Ogni italiano all’estero, e in questo caso che vive in Germania, ha cercato almeno una volta qualcosa che gli ricordasse le proprie radici, imbattendosi spesso in imitazioni malfatte che hanno provocato un immediato senso di fastidio.
L’utilizzo di denominazioni, immagini e segni che evocano l’Italia, ma che in realtà nulla hanno a che fare con l’originale, viene denominato “Italian Sounding”. Tale fenomeno, che si aggira intorno ai 60 miliardi di dollari l’anno nel mondo, sottrae un’enorme fetta di proventi al mercato italiano, sia in termini di esportazioni che dal punto di vista turistico.
Negli anni ottanta fu introdotto il marchio distintivo “Made in Italy” per contrastare la falsificazione della produzione artigianale e industriale nei tradizionali settori, noti anche come “le quattro A”: abbigliamento, agroalimentare, arredamento e automobile. Tale marchio è garanzia di prodotti di altissima qualità e originalità, ma non è certo sufficiente per bloccarne la contraffazione.

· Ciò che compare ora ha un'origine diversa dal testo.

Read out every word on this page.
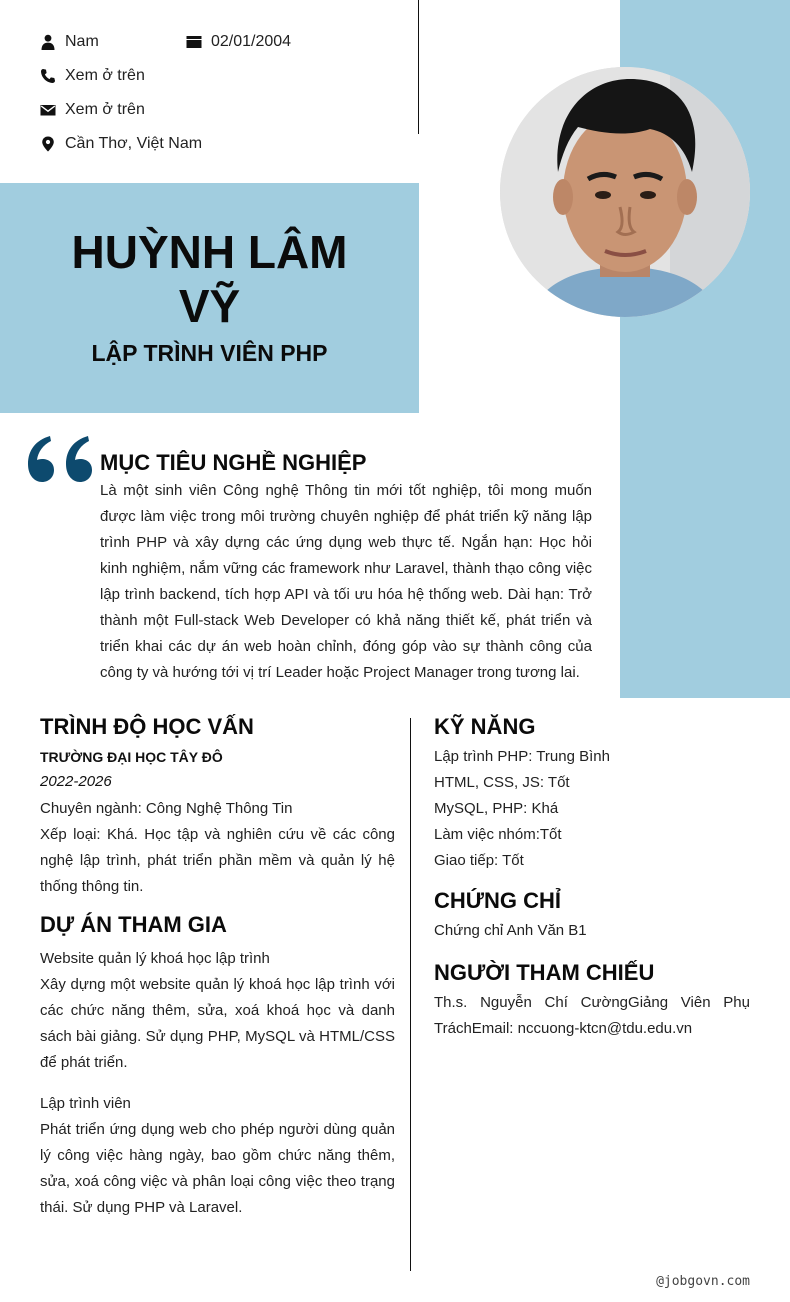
Nam	02/01/2004
Xem ở trên
Xem ở trên
Cần Thơ, Việt Nam
HUỲNH LÂM
VỸ
LẬP TRÌNH VIÊN PHP
MỤC TIÊU NGHỀ NGHIỆP
Là một sinh viên Công nghệ Thông tin mới tốt nghiệp, tôi mong muốn được làm việc trong môi trường chuyên nghiệp để phát triển kỹ năng lập trình PHP và xây dựng các ứng dụng web thực tế. Ngắn hạn: Học hỏi kinh nghiệm, nắm vững các framework như Laravel, thành thạo công việc lập trình backend, tích hợp API và tối ưu hóa hệ thống web. Dài hạn: Trở thành một Full-stack Web Developer có khả năng thiết kế, phát triển và triển khai các dự án web hoàn chỉnh, đóng góp vào sự thành công của công ty và hướng tới vị trí Leader hoặc Project Manager trong tương lai.
TRÌNH ĐỘ HỌC VẤN
TRƯỜNG ĐẠI HỌC TÂY ĐÔ
2022-2026
Chuyên ngành: Công Nghệ Thông Tin
Xếp loại: Khá. Học tập và nghiên cứu về các công nghệ lập trình, phát triển phần mềm và quản lý hệ thống thông tin.
DỰ ÁN THAM GIA
Website quản lý khoá học lập trình
Xây dựng một website quản lý khoá học lập trình với các chức năng thêm, sửa, xoá khoá học và danh sách bài giảng. Sử dụng PHP, MySQL và HTML/CSS để phát triển.
Lập trình viên
Phát triển ứng dụng web cho phép người dùng quản lý công việc hàng ngày, bao gồm chức năng thêm, sửa, xoá công việc và phân loại công việc theo trạng thái. Sử dụng PHP và Laravel.
KỸ NĂNG
Lập trình PHP: Trung Bình
HTML, CSS, JS: Tốt
MySQL, PHP: Khá
Làm việc nhóm:Tốt
Giao tiếp: Tốt
CHỨNG CHỈ
Chứng chỉ Anh Văn B1
NGƯỜI THAM CHIẾU
Th.s. Nguyễn Chí CườngGiảng Viên Phụ TráchEmail: nccuong-ktcn@tdu.edu.vn
@jobgovn.com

In quest’ambito, la Germania si è dimostrata collaborativa, celere e reattiva. Emblematico è il caso di Colonia nel 2013: durante la fiera internazionale del settore agroalimentare, i Consorzi di Tutela del Formaggio Asiago, del Parmigiano Reggiano e del Pecorino romano hanno denunciato il tentativo di contraffazione da parte di una ditta statunitense. Le autorità tedesche hanno immediatamente ordinato il sequestro dei falsi, in coerenza con la legislazione nazionale e comunitaria a tutela delle DOP.

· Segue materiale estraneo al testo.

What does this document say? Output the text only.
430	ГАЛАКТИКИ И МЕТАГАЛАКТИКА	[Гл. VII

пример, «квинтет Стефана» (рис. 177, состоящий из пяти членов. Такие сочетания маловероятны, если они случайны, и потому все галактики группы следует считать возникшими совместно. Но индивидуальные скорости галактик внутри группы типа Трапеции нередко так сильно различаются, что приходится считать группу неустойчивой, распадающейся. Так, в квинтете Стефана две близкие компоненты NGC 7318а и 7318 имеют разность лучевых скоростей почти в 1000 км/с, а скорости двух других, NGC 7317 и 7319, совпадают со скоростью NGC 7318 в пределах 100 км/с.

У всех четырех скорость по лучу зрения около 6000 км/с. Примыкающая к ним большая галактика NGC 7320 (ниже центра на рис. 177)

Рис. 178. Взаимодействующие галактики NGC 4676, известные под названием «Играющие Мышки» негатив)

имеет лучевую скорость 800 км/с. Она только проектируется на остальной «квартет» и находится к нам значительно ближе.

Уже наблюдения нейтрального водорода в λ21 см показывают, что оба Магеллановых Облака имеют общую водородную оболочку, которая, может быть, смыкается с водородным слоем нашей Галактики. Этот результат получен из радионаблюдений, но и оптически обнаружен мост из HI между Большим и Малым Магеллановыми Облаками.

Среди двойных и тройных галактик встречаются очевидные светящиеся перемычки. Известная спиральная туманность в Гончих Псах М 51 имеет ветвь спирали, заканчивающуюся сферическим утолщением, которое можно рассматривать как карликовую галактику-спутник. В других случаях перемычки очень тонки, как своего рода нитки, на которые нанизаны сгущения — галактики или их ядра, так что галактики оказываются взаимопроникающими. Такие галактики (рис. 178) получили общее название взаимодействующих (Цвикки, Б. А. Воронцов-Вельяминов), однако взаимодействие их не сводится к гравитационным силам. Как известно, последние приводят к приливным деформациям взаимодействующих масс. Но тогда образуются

L’Italia, al contrario, resta ancorata a politiche obsolete e azioni flemmatiche. Sarebbero necessari, tanto per cominciare: una normativa nazionale più efficace; una rete di controllo più severa, soprattutto all’estero, magari stipulando trattati di collaborazione con altri Stati, anche fuori dai confini europei; la diffusione di una vera e propria cultura del prodotto DOP: il consumatore attento e informato dovrebbe essere in grado di distinguere l’originale italiano dai tentativi di falsificazione. Oggi ciò è possibile grazie all’app “Reliabitaly”: inserendo il codice del prodotto, l’app reindirizza l’utente sulla pagina web dell’articolo d’interesse. In tal modo, i consumatori possono scoprire immediatamente se un prodotto dichiarato Made in Italy lo sia realmente. È fondamentale aiutare il consumatore a scovare il giusto prodotto che, come la verità, è unico al mondo.
Per quanto riguarda l’export agroalimentare italiano, l’Italia negli ultimi anni ha registrato risultati positivi, ma rimane dietro a Francia e Germania. Questo rallentamento è legato alle dimensioni troppo piccole delle imprese italiane, incapaci di fare squadra contro la concorrenza estera. In tal caso si potrebbe seguire l’esempio tedesco, dotato di un grande progetto fieristico nazionale, e organizzarsi in grandi consorzi alimentari. L’unione può fare davvero la forza e la differenza.